Renée Wilson talks about the idea of legacy, about what it means to add a film to a saga that defines a cinematic ideal: “Indiana Jones and the Dial of Fate is a film to be seen in the cinema. It may sound like a point of sale, but I see that it is our age: would we see Indiana Jones on a small screen? never That’s what impresses: you felt part of a larger-than-life legacy, as they say, that has to be appreciated for the medium it was dreamed of. The scale is huge, because the character is huge. What do we want from our stories if we don’t want to be dazzled? And Waller-Bridge adds: “Everyone knows my work on the platforms, and without them it would be impossible to tell certain things. Perhaps what we can understand is that this act of cinema continues to be, whatever you see, something quite powerful. I wish I could show the things I always tell in a movie theater. I feel that the fact of the cinema is something that has marked me, as a storyteller, that there is always that ambition: not so much to reach the big screen, but to achieve that feeling”.
Helena’s ways
In the realm of rumors, the most powerful is that Phoebe Waller-Bridge’s character Helena would be made into a series for Disney+. But far from those rumors, Waller-Bridge is a fan.

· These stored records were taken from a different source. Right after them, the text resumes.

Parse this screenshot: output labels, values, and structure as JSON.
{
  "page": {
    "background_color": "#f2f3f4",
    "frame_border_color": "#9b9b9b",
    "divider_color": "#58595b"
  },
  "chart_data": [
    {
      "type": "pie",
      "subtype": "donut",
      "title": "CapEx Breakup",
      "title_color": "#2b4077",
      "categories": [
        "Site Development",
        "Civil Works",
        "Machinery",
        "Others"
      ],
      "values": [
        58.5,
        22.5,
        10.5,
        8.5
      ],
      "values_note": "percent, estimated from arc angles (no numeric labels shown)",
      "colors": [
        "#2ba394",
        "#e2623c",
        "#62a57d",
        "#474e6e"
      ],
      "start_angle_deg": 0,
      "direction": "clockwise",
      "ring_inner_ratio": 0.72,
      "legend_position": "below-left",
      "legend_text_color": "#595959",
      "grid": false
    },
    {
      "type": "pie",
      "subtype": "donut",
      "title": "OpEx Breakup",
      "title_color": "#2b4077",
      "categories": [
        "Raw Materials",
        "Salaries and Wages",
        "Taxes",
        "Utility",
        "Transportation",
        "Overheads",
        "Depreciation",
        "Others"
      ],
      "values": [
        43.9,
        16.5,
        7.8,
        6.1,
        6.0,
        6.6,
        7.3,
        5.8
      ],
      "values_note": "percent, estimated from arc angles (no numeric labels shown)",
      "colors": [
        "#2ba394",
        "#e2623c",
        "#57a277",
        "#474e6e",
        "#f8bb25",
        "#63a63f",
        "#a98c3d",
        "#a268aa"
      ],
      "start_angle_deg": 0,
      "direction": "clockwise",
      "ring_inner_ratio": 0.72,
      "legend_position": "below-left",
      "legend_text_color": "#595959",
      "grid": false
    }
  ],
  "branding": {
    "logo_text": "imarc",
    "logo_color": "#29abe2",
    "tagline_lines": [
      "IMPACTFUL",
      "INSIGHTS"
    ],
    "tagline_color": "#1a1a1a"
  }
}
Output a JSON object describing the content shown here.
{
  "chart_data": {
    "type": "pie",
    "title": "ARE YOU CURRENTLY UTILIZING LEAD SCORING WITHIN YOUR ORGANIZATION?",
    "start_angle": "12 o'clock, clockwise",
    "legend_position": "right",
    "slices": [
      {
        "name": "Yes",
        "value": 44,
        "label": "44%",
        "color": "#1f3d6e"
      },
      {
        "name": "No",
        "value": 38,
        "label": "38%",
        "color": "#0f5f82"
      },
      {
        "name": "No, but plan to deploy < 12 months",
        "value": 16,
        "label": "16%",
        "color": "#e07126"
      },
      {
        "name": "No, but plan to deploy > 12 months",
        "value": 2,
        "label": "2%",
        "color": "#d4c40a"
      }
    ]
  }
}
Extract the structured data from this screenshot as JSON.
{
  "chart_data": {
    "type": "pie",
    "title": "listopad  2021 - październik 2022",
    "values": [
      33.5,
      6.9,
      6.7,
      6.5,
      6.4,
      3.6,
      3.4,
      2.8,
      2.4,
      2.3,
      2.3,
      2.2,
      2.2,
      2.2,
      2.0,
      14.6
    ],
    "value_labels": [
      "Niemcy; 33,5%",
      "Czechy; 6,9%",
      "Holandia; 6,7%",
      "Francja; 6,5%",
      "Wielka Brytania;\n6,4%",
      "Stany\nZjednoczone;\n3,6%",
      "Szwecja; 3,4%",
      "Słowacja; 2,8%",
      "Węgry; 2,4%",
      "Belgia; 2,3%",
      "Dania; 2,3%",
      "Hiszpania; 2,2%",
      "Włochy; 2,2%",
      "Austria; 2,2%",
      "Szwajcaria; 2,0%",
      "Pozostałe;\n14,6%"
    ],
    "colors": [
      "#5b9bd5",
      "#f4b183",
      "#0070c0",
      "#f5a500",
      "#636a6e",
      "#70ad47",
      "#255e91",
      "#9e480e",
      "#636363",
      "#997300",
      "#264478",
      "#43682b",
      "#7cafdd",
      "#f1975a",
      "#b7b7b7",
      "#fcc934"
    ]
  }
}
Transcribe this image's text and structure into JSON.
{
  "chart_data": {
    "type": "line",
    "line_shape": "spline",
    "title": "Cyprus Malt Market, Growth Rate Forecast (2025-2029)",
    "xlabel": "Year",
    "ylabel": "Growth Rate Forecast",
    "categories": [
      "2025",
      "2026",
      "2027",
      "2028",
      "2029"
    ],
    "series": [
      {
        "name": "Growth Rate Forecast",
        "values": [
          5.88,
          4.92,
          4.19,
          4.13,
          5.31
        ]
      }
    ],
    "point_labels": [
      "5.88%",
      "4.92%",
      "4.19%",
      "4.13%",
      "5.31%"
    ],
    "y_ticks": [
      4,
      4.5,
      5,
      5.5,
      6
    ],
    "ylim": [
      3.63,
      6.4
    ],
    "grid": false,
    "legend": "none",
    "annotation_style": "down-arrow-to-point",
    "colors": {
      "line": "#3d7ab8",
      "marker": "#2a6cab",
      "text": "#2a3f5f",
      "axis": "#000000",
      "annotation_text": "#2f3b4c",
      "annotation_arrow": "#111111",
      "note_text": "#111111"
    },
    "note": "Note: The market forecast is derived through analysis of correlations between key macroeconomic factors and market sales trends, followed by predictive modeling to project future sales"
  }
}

And she has never proven otherwise when it comes to Indiana Jones. For this reason, one of the moments that stands out, of many, is her character and her connection with the actresses who have had roles in the aga: “For example, I feel that there is a very strong connection with the previous female ones, and that is important. She, of course, is a different voice, not better, different. The series has always had strong female characters. But a fun conversation is that Indy has always been the mystery in their eyes. And now it’s the other way around, my character is the mystery, we don’t really know what she wants and for what. There is one of those healthy alterations that we talked about”. And the fan’s heart exploded when she met, of course, John Williams, the composer of the character’s classic melody: “It’s kind of hard to process that John Williams writes a song for her character. And it’s hard to stand in front of him and not really melt into praise, celebrate how his work has redefined what cinema is to a great extent, as it has inspired us. I only dared to say: ‘Thank you for making a song for my character.’